User:Brent Gulanowski/Categorization

Proposal for a Knowledge Classification System for the Wikipedia

Introduction

I propose a self-organizing system, using contributors as the agents of course, which would work similarly to the Colon or UDC but with some variations to take advantage of the computerized storage and retrieval. The idea is to find a relationship between pages that is more fundamental than simple links, which are fragile and somewhat incidental, and very chaotic. Their nature as a network is exceptionally powerful, but too disorganized to be used as a basis for classification.

Motivations

The inadequacy of links for organizing articles is the motivation for categorization of some kind. So the first instinct is to emulate a library. But if pages are categorized according to a proper tree-like structure, as implicit in LC or DDS, the problem is how to choose which branch to place them on when they could qualify for multiple branches. Well, why not put them on multiple branches? Further, many classification systems are top-down. I propose a more organic approach, combining top-down and bottom-up.

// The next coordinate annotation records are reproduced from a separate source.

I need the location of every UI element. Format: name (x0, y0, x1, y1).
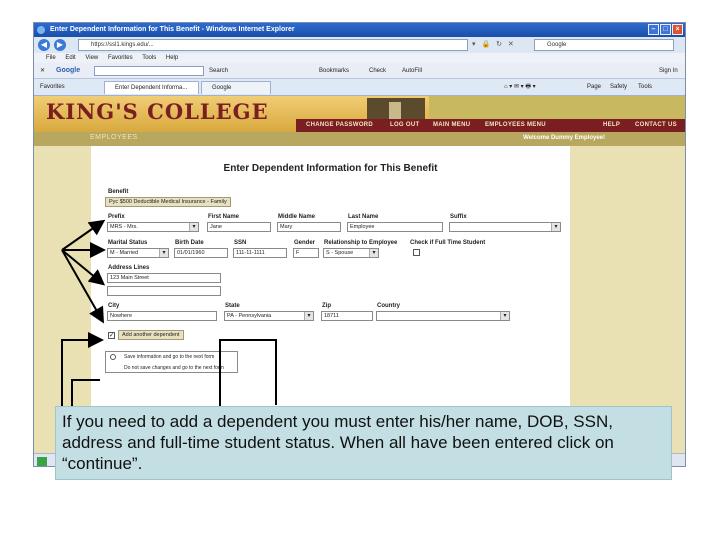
nav-contact-us[interactable]: CONTACT US (635, 119, 677, 132)
close-icon[interactable]: × (672, 24, 683, 35)
tab-bar: Favorites Enter Dependent Informa... Goo… (34, 79, 685, 96)
city-label: City (108, 303, 120, 309)
bookmarks-button[interactable]: Bookmarks (319, 63, 349, 79)
middle-name-input[interactable]: Mary (277, 222, 341, 232)
menu-help[interactable]: Help (166, 55, 178, 61)
nosave-option-label: Do not save changes and go to the next f… (124, 365, 224, 371)
check-button[interactable]: Check (369, 63, 386, 79)
google-search-input[interactable] (94, 66, 204, 76)
state-label: State (225, 303, 240, 309)
nav-employees-menu[interactable]: EMPLOYEES MENU (485, 119, 546, 132)
nav-change-password[interactable]: CHANGE PASSWORD (306, 119, 373, 132)
minimize-icon[interactable]: – (648, 24, 659, 35)
first-name-label: First Name (208, 214, 240, 220)
menu-favorites[interactable]: Favorites (108, 55, 133, 61)
menu-file[interactable]: File (46, 55, 56, 61)
city-input[interactable]: Nowhere (107, 311, 217, 321)
suffix-select[interactable] (449, 222, 561, 232)
middle-name-label: Middle Name (278, 214, 316, 220)
signin-link[interactable]: Sign In (659, 63, 678, 79)
url-input[interactable]: https://ssl1.kings.edu/... (78, 39, 468, 51)
address-tools-icons[interactable]: ▾ 🔒 ↻ ✕ (472, 40, 516, 48)
forward-icon[interactable]: ▶ (54, 39, 66, 51)
autofill-button[interactable]: AutoFill (402, 63, 422, 79)
prefix-select[interactable]: MRS - Mrs. (107, 222, 199, 232)
tools-menu[interactable]: Tools (638, 79, 652, 96)
browser-screenshot: Enter Dependent Information for This Ben… (33, 22, 686, 467)
window-controls: – □ × (648, 24, 683, 35)
nav-help[interactable]: HELP (603, 119, 620, 132)
page-menu[interactable]: Page (587, 79, 601, 96)
instruction-caption: If you need to add a dependent you must … (55, 406, 672, 480)
back-icon[interactable]: ◀ (38, 39, 50, 51)
relationship-label: Relationship to Employee (324, 240, 398, 246)
search-button[interactable]: Search (209, 63, 228, 79)
menu-edit[interactable]: Edit (65, 55, 75, 61)
suffix-label: Suffix (450, 214, 467, 220)
zip-label: Zip (322, 303, 331, 309)
tab-google[interactable]: Google (201, 81, 271, 94)
status-icon (37, 457, 47, 466)
marital-status-select[interactable]: M - Married (107, 248, 169, 258)
google-logo: Google (56, 67, 81, 74)
window-title: Enter Dependent Information for This Ben… (50, 26, 295, 33)
toolbar-close-icon[interactable]: ✕ (40, 63, 45, 79)
favorites-button[interactable]: Favorites (40, 79, 65, 96)
safety-menu[interactable]: Safety (610, 79, 627, 96)
nav-main-menu[interactable]: MAIN MENU (433, 119, 470, 132)
fulltime-student-checkbox[interactable] (413, 249, 420, 256)
relationship-select[interactable]: S - Spouse (323, 248, 379, 258)
ssn-input[interactable]: 111-11-1111 (233, 248, 287, 258)
site-nav: CHANGE PASSWORD LOG OUT MAIN MENU EMPLOY… (296, 119, 685, 132)
menu-view[interactable]: View (85, 55, 98, 61)
save-option-label: Save information and go to the next form (124, 354, 215, 360)
prefix-label: Prefix (108, 214, 125, 220)
last-name-input[interactable]: Employee (347, 222, 443, 232)
window-title-bar: Enter Dependent Information for This Ben… (34, 23, 685, 37)
benefit-label: Benefit (108, 189, 129, 195)
ie-icon (37, 26, 45, 34)
benefit-value: Pyc $500 Deductible Medical Insurance - … (105, 197, 231, 207)
birth-date-label: Birth Date (175, 240, 204, 246)
birth-date-input[interactable]: 01/01/1960 (174, 248, 228, 258)
zip-input[interactable]: 18711 (321, 311, 373, 321)
tab-dependent-info[interactable]: Enter Dependent Informa... (104, 81, 199, 94)
address-bar: ◀ ▶ https://ssl1.kings.edu/... ▾ 🔒 ↻ ✕ G… (34, 37, 685, 53)
address-line1-input[interactable]: 123 Main Street (107, 273, 221, 283)
form-title: Enter Dependent Information for This Ben… (223, 163, 438, 174)
menu-tools[interactable]: Tools (142, 55, 156, 61)
ssn-label: SSN (234, 240, 247, 246)
maximize-icon[interactable]: □ (660, 24, 671, 35)
marital-status-label: Marital Status (108, 240, 148, 246)
section-bar: EMPLOYEES Welcome Dummy Employee! (34, 132, 685, 146)
state-select[interactable]: PA - Pennsylvania (224, 311, 314, 321)
menu-bar: File Edit View Favorites Tools Help (34, 53, 685, 63)
address-label: Address Lines (108, 265, 150, 271)
save-option-radio[interactable] (110, 354, 116, 360)
first-name-input[interactable]: Jane (207, 222, 271, 232)
search-input[interactable]: Google (534, 39, 674, 51)
google-toolbar: ✕ Google Search Bookmarks Check AutoFill… (34, 63, 685, 79)
section-title: EMPLOYEES (90, 134, 138, 141)
add-another-checkbox[interactable]: ✓ (108, 332, 115, 339)
site-logo[interactable]: KING'S COLLEGE (46, 99, 269, 124)
country-label: Country (377, 303, 400, 309)
home-icon[interactable]: ⌂ ▾ ✉ ▾ 🖶 ▾ (504, 79, 536, 96)
last-name-label: Last Name (348, 214, 379, 220)
welcome-message: Welcome Dummy Employee! (523, 135, 605, 141)
gender-input[interactable]: F (293, 248, 319, 258)
add-another-label: Add another dependent (118, 330, 184, 340)
address-line2-input[interactable] (107, 286, 221, 296)
fulltime-student-label: Check if Full Time Student (410, 240, 486, 246)
nav-log-out[interactable]: LOG OUT (390, 119, 419, 132)
gender-label: Gender (294, 240, 316, 246)
site-banner: KING'S COLLEGE CHANGE PASSWORD LOG OUT M… (34, 96, 685, 132)
country-select[interactable] (376, 311, 510, 321)
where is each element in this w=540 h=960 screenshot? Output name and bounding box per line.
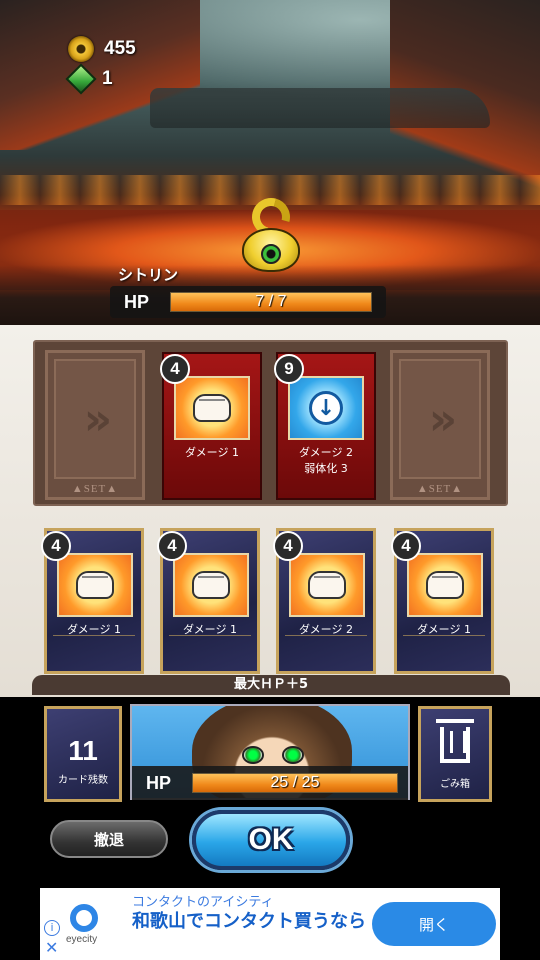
ad-small-text: コンタクトのアイシティ	[132, 895, 274, 910]
bonus-text: 最大ＨＰ＋5	[32, 675, 510, 695]
deck-count-number: 11	[68, 735, 98, 766]
trash-button[interactable]: ごみ箱	[418, 706, 492, 802]
coin-icon	[68, 36, 94, 62]
character-eye-right	[282, 746, 304, 764]
hand-card-1[interactable]: 4 ダメージ 1	[41, 528, 144, 674]
enemy-hp-text: 7 / 7	[255, 293, 287, 310]
ad-open-button[interactable]: 開く	[372, 902, 496, 946]
enemy-hp-bar: HP 7 / 7	[110, 286, 386, 318]
gem-counter: 1	[65, 63, 113, 95]
card-cost: 4	[41, 531, 71, 561]
trash-icon	[436, 719, 474, 763]
card-art	[407, 553, 483, 617]
card-art	[57, 553, 133, 617]
card-cost: 9	[274, 354, 304, 384]
card-art: ↓	[288, 376, 364, 440]
hand-card-4[interactable]: 4 ダメージ 1	[391, 528, 494, 674]
monster-eye	[261, 244, 281, 264]
card-cost: 4	[273, 531, 303, 561]
card-art	[174, 376, 250, 440]
gem-amount: 1	[102, 68, 113, 89]
fist-icon	[193, 394, 231, 422]
deck-remaining[interactable]: 11 カード残数	[44, 706, 122, 802]
player-hp-text: 25 / 25	[270, 774, 320, 791]
card-divider	[285, 635, 367, 636]
down-arrow-icon: ↓	[309, 391, 343, 425]
hand-card-3[interactable]: 4 ダメージ 2	[273, 528, 376, 674]
gem-icon	[65, 63, 97, 95]
set-slot-label: ▲SET▲	[416, 483, 464, 495]
chevron-right-icon: »	[428, 393, 458, 445]
set-slot-inner: »	[54, 359, 136, 479]
set-card-1[interactable]: 4 ダメージ 1	[160, 352, 262, 500]
card-divider	[403, 635, 485, 636]
player-hp-track: 25 / 25	[192, 773, 398, 793]
ad-banner[interactable]: i ✕ eyecity コンタクトのアイシティ 和歌山でコンタクト買うなら 開く	[40, 888, 500, 960]
ad-info-icon[interactable]: i	[44, 920, 60, 936]
player-hp-label: HP	[146, 772, 172, 793]
card-divider	[169, 635, 251, 636]
ad-headline: 和歌山でコンタクト買うなら	[132, 911, 366, 932]
retreat-button[interactable]: 撤退	[50, 820, 168, 858]
character-eye-left	[242, 746, 264, 764]
set-slot-label: ▲SET▲	[71, 483, 119, 495]
card-art	[173, 553, 249, 617]
ad-brand: eyecity	[66, 934, 98, 945]
enemy-hp-track: 7 / 7	[170, 292, 372, 312]
stone-bridge	[150, 88, 490, 128]
fist-icon	[308, 571, 346, 599]
card-name: ダメージ 1	[185, 446, 239, 459]
trash-label: ごみ箱	[440, 779, 470, 790]
fist-icon	[76, 571, 114, 599]
deck-count-label: カード残数	[58, 775, 108, 786]
player-hp-bar: HP 25 / 25	[132, 766, 408, 800]
card-art	[289, 553, 365, 617]
set-card-2[interactable]: 9 ↓ ダメージ 2 弱体化 3	[274, 352, 376, 500]
ok-button[interactable]: OK	[192, 810, 350, 870]
card-cost: 4	[391, 531, 421, 561]
card-cost: 4	[157, 531, 187, 561]
gold-counter: 455	[68, 36, 136, 62]
fist-icon	[192, 571, 230, 599]
card-cost: 4	[160, 354, 190, 384]
hand-card-2[interactable]: 4 ダメージ 1	[157, 528, 260, 674]
set-slot-empty-right[interactable]: » ▲SET▲	[390, 350, 490, 500]
enemy-monster[interactable]	[242, 191, 300, 278]
chevron-right-icon: »	[83, 393, 113, 445]
card-subeffect: 弱体化 3	[304, 462, 348, 475]
enemy-hp-label: HP	[124, 291, 150, 312]
eyecity-logo-icon	[70, 904, 98, 932]
card-name: ダメージ 2	[299, 446, 353, 459]
set-slot-empty-left[interactable]: » ▲SET▲	[45, 350, 145, 500]
card-divider	[53, 635, 135, 636]
enemy-name: シトリン	[118, 266, 179, 284]
gold-amount: 455	[104, 38, 136, 59]
ad-close-icon[interactable]: ✕	[45, 938, 58, 957]
set-slot-inner: »	[399, 359, 481, 479]
fist-icon	[426, 571, 464, 599]
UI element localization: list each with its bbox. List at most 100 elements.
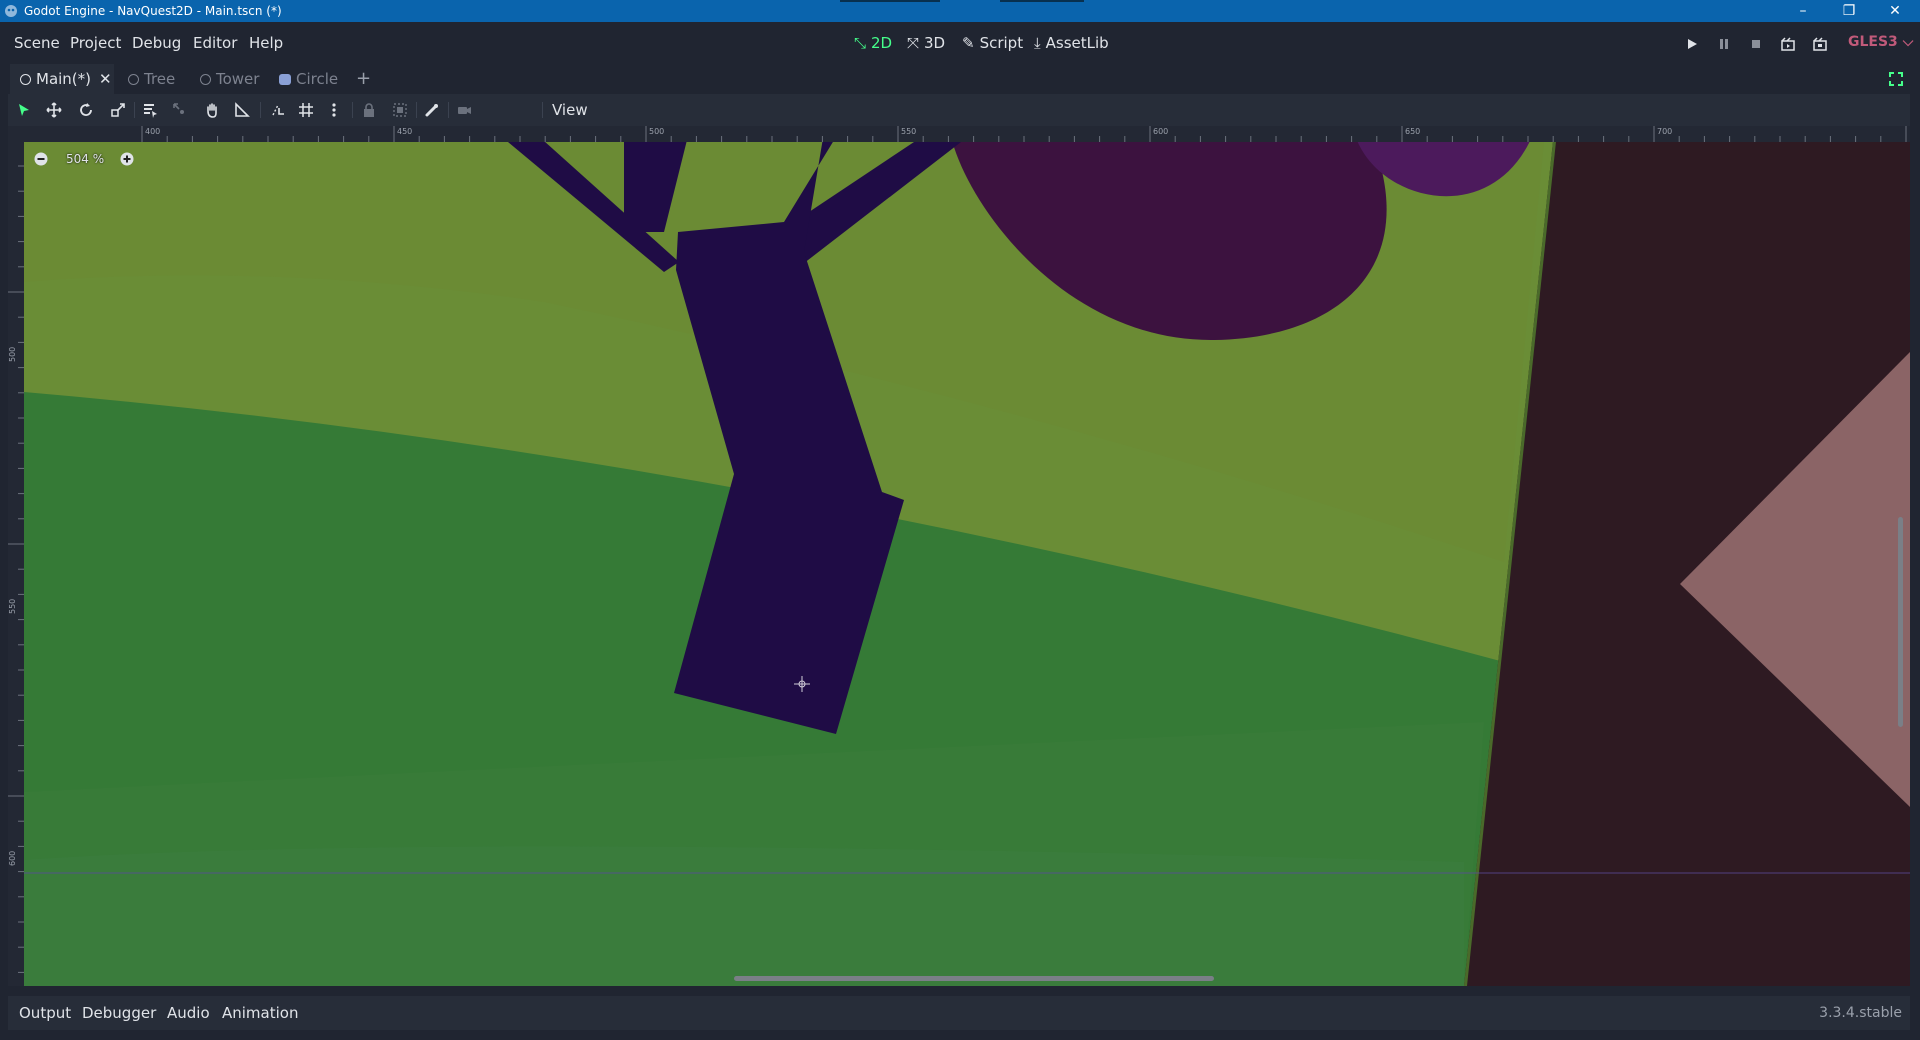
chevron-down-icon: ⌵ — [1902, 34, 1914, 50]
menu-help[interactable]: Help — [249, 34, 283, 52]
pause-icon[interactable] — [1716, 36, 1732, 52]
renderer-label: GLES3 — [1848, 34, 1898, 50]
override-camera-icon[interactable] — [456, 102, 472, 118]
3d-icon: ⤧ — [907, 34, 920, 52]
minimize-button[interactable]: – — [1780, 0, 1826, 22]
title-deco-left — [840, 0, 940, 2]
pan-icon[interactable] — [204, 102, 220, 118]
menu-editor[interactable]: Editor — [193, 34, 237, 52]
select-icon[interactable] — [16, 102, 32, 118]
tab-main-label: Main(*) — [36, 70, 92, 88]
restore-button[interactable]: ❐ — [1826, 0, 1872, 22]
ruler-top-label: 450 — [397, 127, 413, 136]
canvas-toolbar: View — [8, 94, 1910, 126]
play-icon[interactable] — [1684, 36, 1700, 52]
menu-project[interactable]: Project — [70, 34, 121, 52]
ruler-left-label: 500 — [8, 346, 17, 362]
rotate-icon[interactable] — [78, 102, 94, 118]
ruler-top-label: 700 — [1657, 127, 1673, 136]
renderer-selector[interactable]: GLES3 ⌵ — [1848, 34, 1913, 50]
tab-debugger[interactable]: Debugger — [82, 1004, 156, 1022]
workspace-2d-button[interactable]: ⤡ 2D — [854, 34, 892, 52]
pivot-icon[interactable] — [172, 102, 188, 118]
tab-tree[interactable]: Tree — [128, 64, 175, 94]
tab-circle-label: Circle — [296, 70, 339, 88]
ruler-icon[interactable] — [234, 102, 250, 118]
zoom-out-icon[interactable] — [34, 152, 48, 166]
scene-ring-icon — [20, 74, 31, 85]
scene-canvas — [24, 142, 1910, 986]
engine-version: 3.3.4.stable — [1819, 1005, 1902, 1021]
menu-debug[interactable]: Debug — [132, 34, 181, 52]
play-custom-scene-icon[interactable] — [1812, 36, 1828, 52]
robot-icon — [279, 74, 291, 85]
toolbar-separator — [134, 102, 135, 118]
ruler-left: 500 550 600 — [8, 142, 24, 986]
ruler-top-label: 650 — [1405, 127, 1421, 136]
main-menu-bar: Scene Project Debug Editor Help ⤡ 2D ⤧ 3D … — [0, 22, 1920, 64]
workspace-script-label: Script — [979, 34, 1024, 52]
scene-tab-bar: Main(*) ✕ Tree Tower Circle + — [0, 64, 1920, 94]
ruler-left-label: 600 — [8, 850, 17, 866]
tab-output[interactable]: Output — [19, 1004, 71, 1022]
toolbar-separator — [542, 102, 543, 118]
move-icon[interactable] — [46, 102, 62, 118]
tab-tower[interactable]: Tower — [200, 64, 259, 94]
toolbar-separator — [352, 102, 353, 118]
menu-scene[interactable]: Scene — [14, 34, 60, 52]
tab-audio[interactable]: Audio — [167, 1004, 210, 1022]
view-menu[interactable]: View — [552, 101, 588, 119]
bottom-panel-bar: Output Debugger Audio Animation 3.3.4.st… — [8, 996, 1910, 1030]
scene-ring-icon — [200, 74, 211, 85]
horizontal-scrollbar[interactable] — [734, 976, 1214, 981]
tab-tower-label: Tower — [216, 70, 260, 88]
zoom-in-icon[interactable] — [120, 152, 134, 166]
stop-icon[interactable] — [1748, 36, 1764, 52]
canvas-viewport[interactable]: 504 % — [24, 142, 1910, 986]
tab-main[interactable]: Main(*) ✕ — [10, 64, 114, 94]
title-deco-right — [1000, 0, 1084, 2]
workspace-assetlib-button[interactable]: ⤓ AssetLib — [1034, 34, 1109, 52]
window-title: Godot Engine - NavQuest2D - Main.tscn (*… — [24, 4, 282, 18]
workspace-script-button[interactable]: ✎ Script — [962, 34, 1023, 52]
ruler-top-label: 550 — [901, 127, 917, 136]
scale-icon[interactable] — [110, 102, 126, 118]
tab-circle[interactable]: Circle — [279, 64, 338, 94]
snap-options-icon[interactable] — [326, 102, 342, 118]
ruler-top-label: 500 — [649, 127, 665, 136]
ruler-top-ticks — [141, 126, 1907, 142]
skeleton-icon[interactable] — [424, 102, 440, 118]
bottom-panel: Output Debugger Audio Animation 3.3.4.st… — [0, 986, 1920, 1040]
smart-snap-icon[interactable] — [270, 102, 286, 118]
close-window-button[interactable]: ✕ — [1872, 0, 1918, 22]
script-icon: ✎ — [962, 34, 975, 52]
workspace-3d-label: 3D — [924, 34, 946, 52]
toolbar-separator — [416, 102, 417, 118]
assetlib-icon: ⤓ — [1034, 34, 1041, 52]
add-tab-icon[interactable]: + — [356, 68, 371, 89]
toolbar-separator — [260, 102, 261, 118]
toolbar-separator — [448, 102, 449, 118]
tab-tree-label: Tree — [144, 70, 176, 88]
list-select-icon[interactable] — [142, 102, 158, 118]
play-scene-icon[interactable] — [1780, 36, 1796, 52]
workspace-3d-button[interactable]: ⤧ 3D — [907, 34, 945, 52]
ruler-top-label: 400 — [145, 127, 161, 136]
lock-icon[interactable] — [361, 102, 377, 118]
workspace-2d-label: 2D — [871, 34, 893, 52]
workspace-assetlib-label: AssetLib — [1045, 34, 1109, 52]
godot-app-icon — [4, 4, 18, 18]
vertical-scrollbar[interactable] — [1898, 517, 1903, 727]
2d-icon: ⤡ — [854, 34, 867, 52]
distraction-free-icon[interactable] — [1888, 71, 1904, 87]
group-icon[interactable] — [392, 102, 408, 118]
zoom-level[interactable]: 504 % — [66, 152, 104, 166]
grid-snap-icon[interactable] — [298, 102, 314, 118]
ruler-left-label: 550 — [8, 598, 17, 614]
tab-animation[interactable]: Animation — [222, 1004, 298, 1022]
window-title-bar: Godot Engine - NavQuest2D - Main.tscn (*… — [0, 0, 1920, 22]
ruler-top-label: 600 — [1153, 127, 1169, 136]
scene-ring-icon — [128, 74, 139, 85]
ruler-top: 400 450 500 550 600 650 700 — [8, 126, 1910, 142]
close-tab-icon[interactable]: ✕ — [99, 70, 112, 88]
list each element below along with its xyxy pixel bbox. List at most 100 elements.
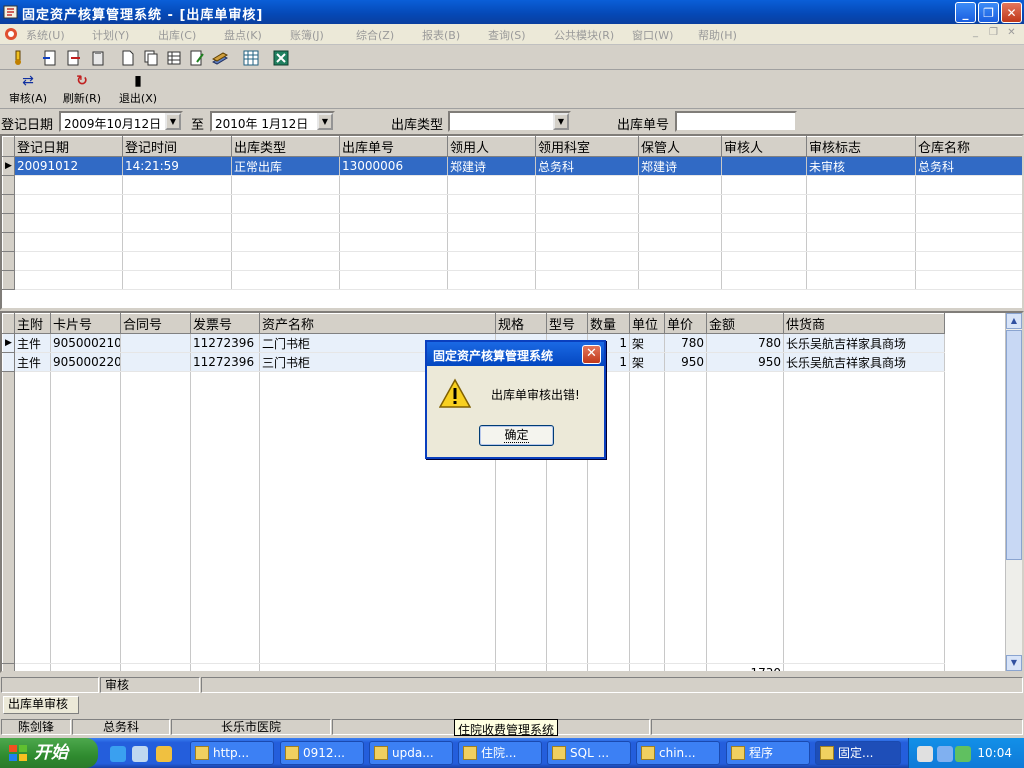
menu-plan[interactable]: 计划(Y) (92, 27, 129, 43)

The primary reason for proposing this system is to ensure that a user of the wikipedia can see, at a glance, all pages which relate to a particular page that they are reading or a topic that they are interested in. Users should be spared the necessity of following links or performing fruitless searches in the cases where their unfamiliarity with a subject means they do not even know the terms for which they are searching.

Requirements

Ideally you would like a classification system which would allow the insertion of an article on any subject at any level of detail. Both of these qualities are entirely relative -- especially detail level. Although users and contributors will bring their own sense of subjects and level of detail, it might be nice to try to keep the wikipedia articles organized as much as possible only in relation to one another, and less to inferred external repositories. In which case, a classification algorithm would be advised to relate pages, as much as possible, explicitly to other pages. As the system grows, re-organization can be expected to naturally shape the graph according to user and contributor expectations anyway.

Starting Point

Of course, there is already a framework, because there is already a set of classification-related pages, starting with the main page. The main page is the root of the classification tree. By definition it encompasses all pages and all categories, and so it will change if any second-level categories are created or destroyed, but there will always and forever only be one main category page. Ideally the main page will be the pre-eminent example of a special page: a pure category page, which has no information about anything except the categories beneath it, and any other useful meta-data that should be placed there. In the case of the main page, meta-data includes links to the whole set of wiki meta pages: FAQs, welcome, community, etc.

The algorithm

The repository begins with a single category: the main category. In a theoretical model, this category starts with one page. The main category has a pure category page called "all" and this page refers only to itself. The "category: all" page is simultaneously a member of the set called "category", in which all subsequent category pages will also be placed. All category pages have a list of links to content pages which are top-level members of that category proper, as well as a link to the category pages immediately above it, and to all proper sub-categories below it.
- It is a debatable question whether one should inter-mingle category and content information on the same page. A strict system would separate them, but there is no problem with combining them.
As pages are written, they will always be added to one or more categories, either directly, by selecting an existing category, or indirectly, by explicit association with an existing page. If the associated page belongs to multiple categories, the new page can either be a member of one, some, or all of those categories. Categories can always be changed later, but it might make sense to make the initially selected category permanently recorded. It might also be useful to define a default or primary category which is also more sticky than others, to help avoid pages getting lost. Some facility for such categorization will be necessary: menus, text field entry, or the like. (Some user interface expert would determine that.)
- Pages which are members of multiple categories will implicitly define intersection sets of those categories, which one might term cross categories or something similar. It would be beneficial to define these in a manner similar to that of proper sub-categories (with a unique ID), as described below, but not strictly necessary. More thought is needed.
As categories grow in size (that is, as the number of members, in the set which describes the category, grows), it will be sensible to introduce proper sub-categories for sets of related pages of some specialization. Each new sub-category will be given a permanent unique identifier, used by the system, and a name, given by the contributor who defines the category, subject to editorial change later, as with title of any page. The sub-category will be automatically provided a category page and the parent category page will be updated to reflect the new sub-category: member page links will be removed and replaced with a link to the sub-category. However, links on other category pages will be unchanged. Re-categorization of a page in a proper sub-category might be restricted to pages which had initially had the parent category as their primary category, if such is implemented.
- If a page is added to the wiki without being assigned a category (unlikely, but it should be an option), then it will get appended to a default category, to avoid having the main page filled up with "orphan" pages. It seems likely that active users will quickly sort these orphans into suitable homes.